What is AT all about?


At some point in their lives, people often find that activities they used to do and enjoy become more and more difficult and strenuous for them. What they don’t realize is that it’s not always the activity itself that is causing the stress and wear and tear – it’s the way the activity is done.

The way you drive a car will affect how long it’s going to take before it needs repairs – if you always drive with the handbrake on it’ll be much sooner! The way you use yourself is going to affect how well you are able to function. With time it’ll even affect your structure, as your body adjusts to the way you use it. These changes again will affect how well you function and how you are able to use yourself. If your way of using yourself is harmful in some way, it will lead into a vicious circle where everything you do causes even more wear and tear that in turn requires adjustments, and so on. By making sure that you use yourself well, you can keep doing the things you love to do much longer – without pain and unnecessary effort.

Faulty Sensory Appreciation

Faulty sensory appreciation means that what we feel we are doing isn’t always an accurate reflection of what we actually are doing. Our kinestetic sense works relatively, not absolutely. It tells us what the situation is compared to the moment before. Tension that has become habitual doesn’t feel like tension anymore after a while, because your feeling adjusts to the level of tension you carry around, and starts to see it as normal. If the level of tension stays constant, it won’t register so clearly anymore. The amount of effort you use to perform a task will start to seem normal and necessary for the task at hand, and if you try to do the same with less, it might even seem impossible.

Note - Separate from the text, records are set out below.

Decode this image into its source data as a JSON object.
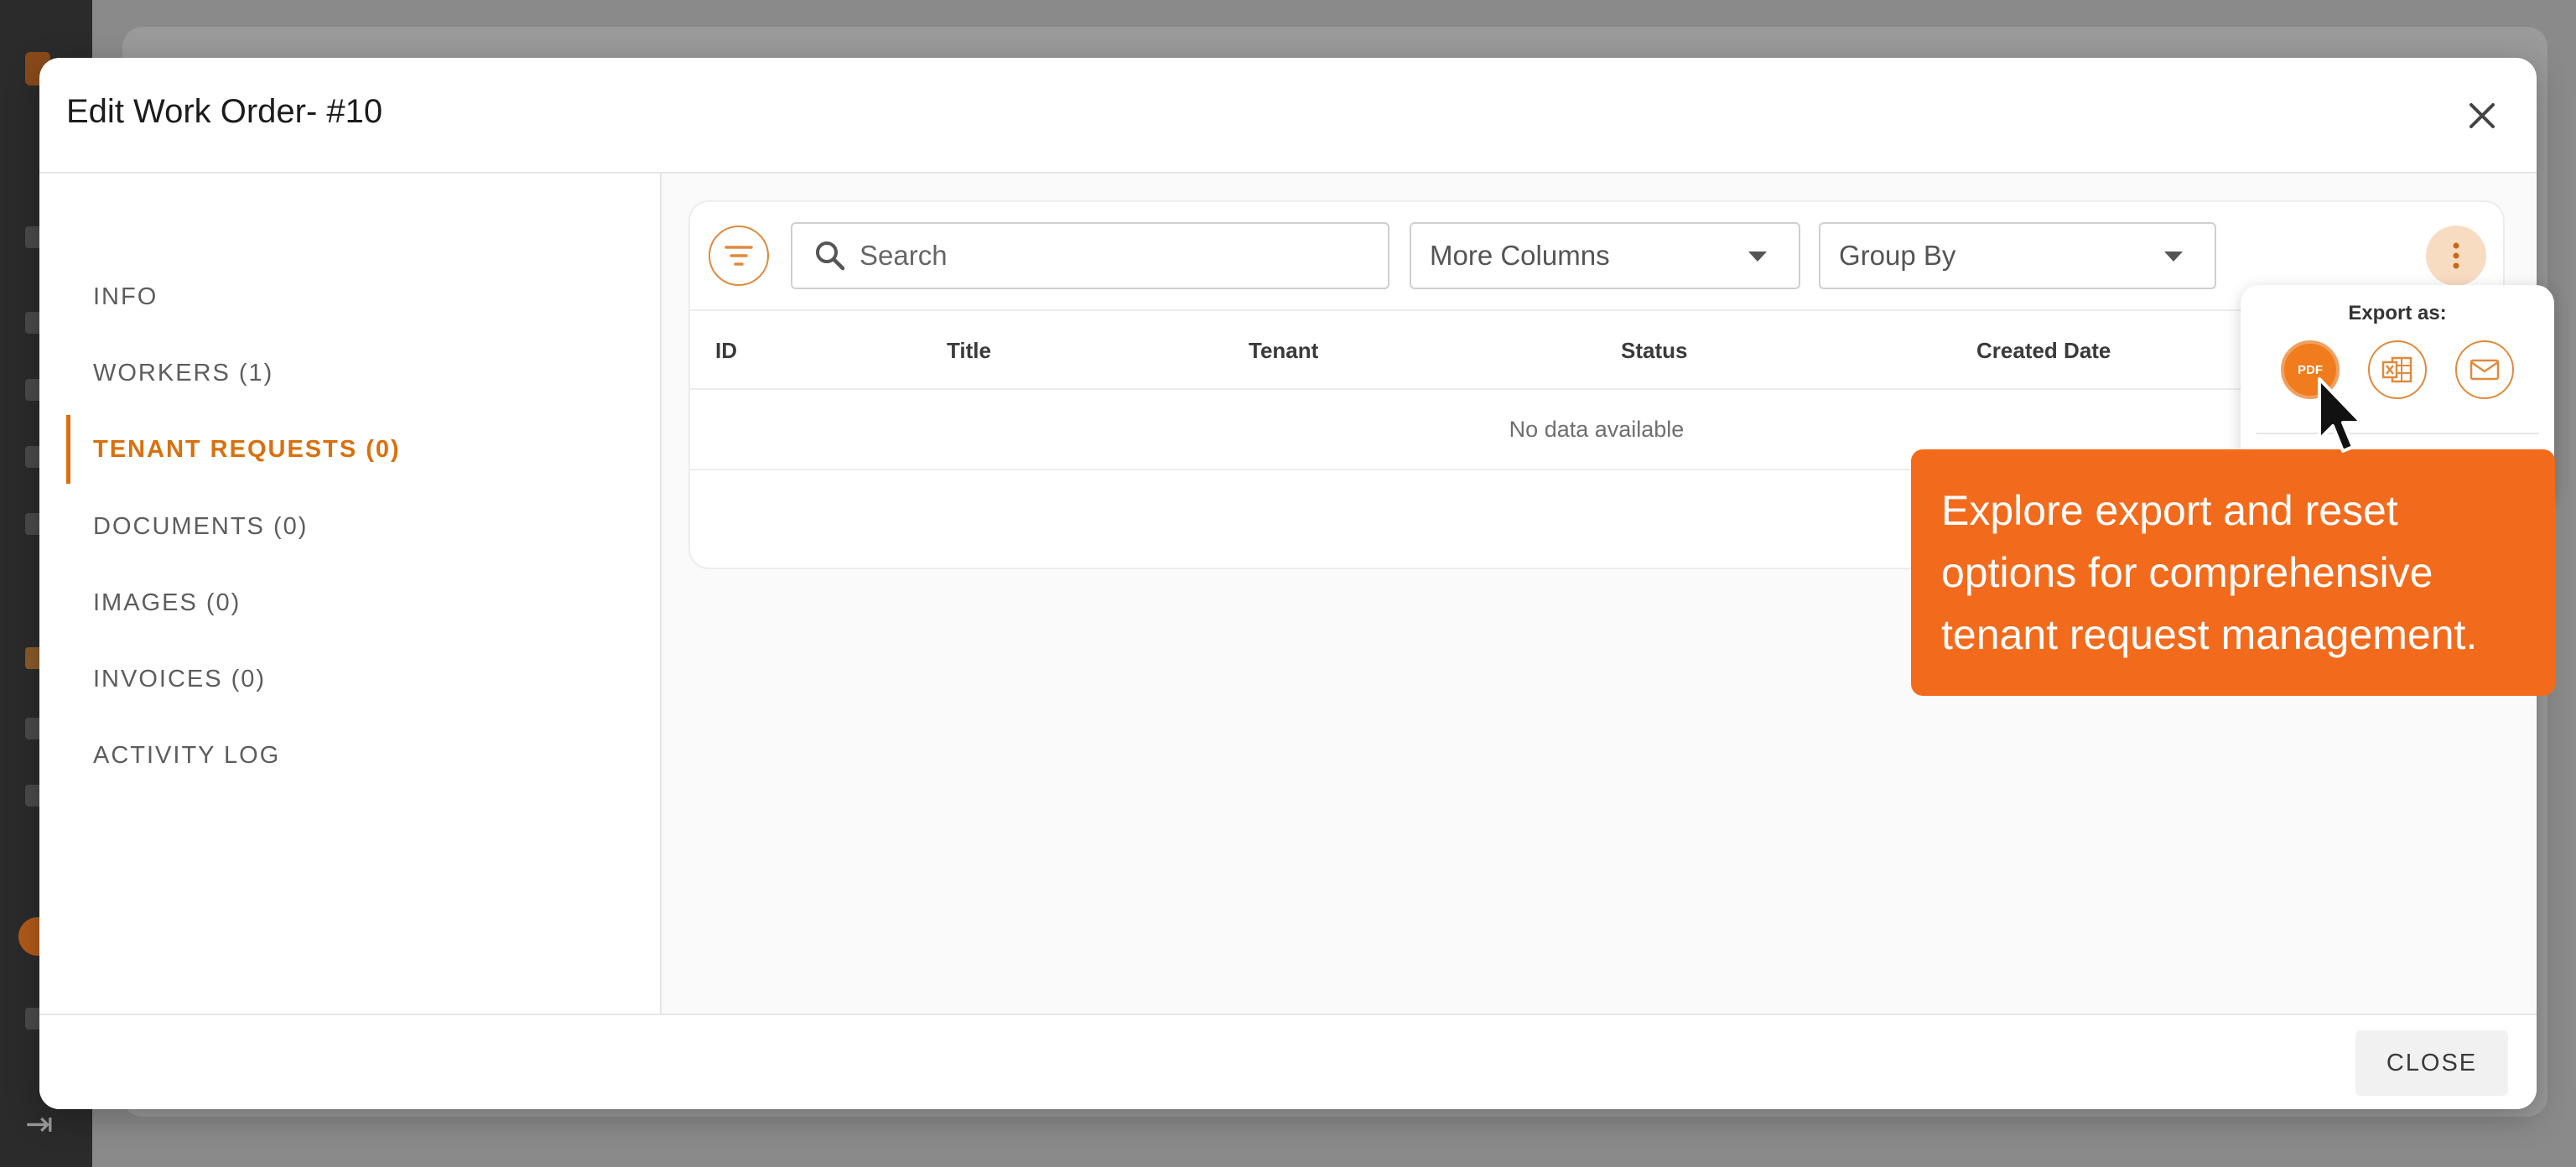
{
  "modal": {
    "title": "Edit Work Order- #10",
    "close_label": "CLOSE"
  },
  "tabs": [
    {
      "label": "INFO",
      "active": false
    },
    {
      "label": "WORKERS (1)",
      "active": false
    },
    {
      "label": "TENANT REQUESTS (0)",
      "active": true
    },
    {
      "label": "DOCUMENTS (0)",
      "active": false
    },
    {
      "label": "IMAGES (0)",
      "active": false
    },
    {
      "label": "INVOICES (0)",
      "active": false
    },
    {
      "label": "ACTIVITY LOG",
      "active": false
    }
  ],
  "toolbar": {
    "search_placeholder": "Search",
    "more_columns": "More Columns",
    "group_by": "Group By"
  },
  "table": {
    "columns": [
      "ID",
      "Title",
      "Tenant",
      "Status",
      "Created Date"
    ],
    "empty_text": "No data available"
  },
  "export": {
    "label": "Export as:",
    "pdf_icon_text": "PDF",
    "options": [
      "pdf-icon",
      "excel-icon",
      "email-icon"
    ]
  },
  "tooltip": {
    "text": "Explore export and reset options for comprehensive tenant request management."
  },
  "colors": {
    "accent": "#d9700f",
    "tooltip_bg": "#f26b1d",
    "overlay": "#8a8a8a"
  }
}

This is why trying to change your habits using your own kinesthetic sense as a feedback mechanism is bound to fail. You might indeed make some progress, but you’ll always be limited by your own idea of what is possible.

Inhibition and Direction

The way out of this dilemma – how to change when you can’t trust your feeling of what you are doing – is to not rely on your feeling, but to use a constructive concious way of thinking instead. It can’t be learned quickly, but once you have learned it, it’ll always be a tool you can use to help yourself. Instead of rushing into action when you get the idea to move, you first stop, and say “no” to this idea – because that is the habitual way of performing the movement, and that’s what you want to change. Once you manage to say “no” to your habitual “programming” of a movement, there is a chance for something new to emerge. This saying “no” and stopping is called inhibition by Alexander teachers.

Once you’ve managed to stop, you can also give yourself more useful orders about what you want to achieve – for instance, asking your neck to free up. It’s useless to do this without stopping first, however, because that would mean that you try to paste a new program on top of the old one – creating a conflict in yourself, and even more stress.

This same principle doesn’t have to apply only to movement and the physical part of life. You can use the same process of inhibition and direction to deal with habitual patterns of thought and emotion – your general way of reacting to what happens around you – as well. In addition, getting rid of habitual patterns of physical tension already results in a calmer mind.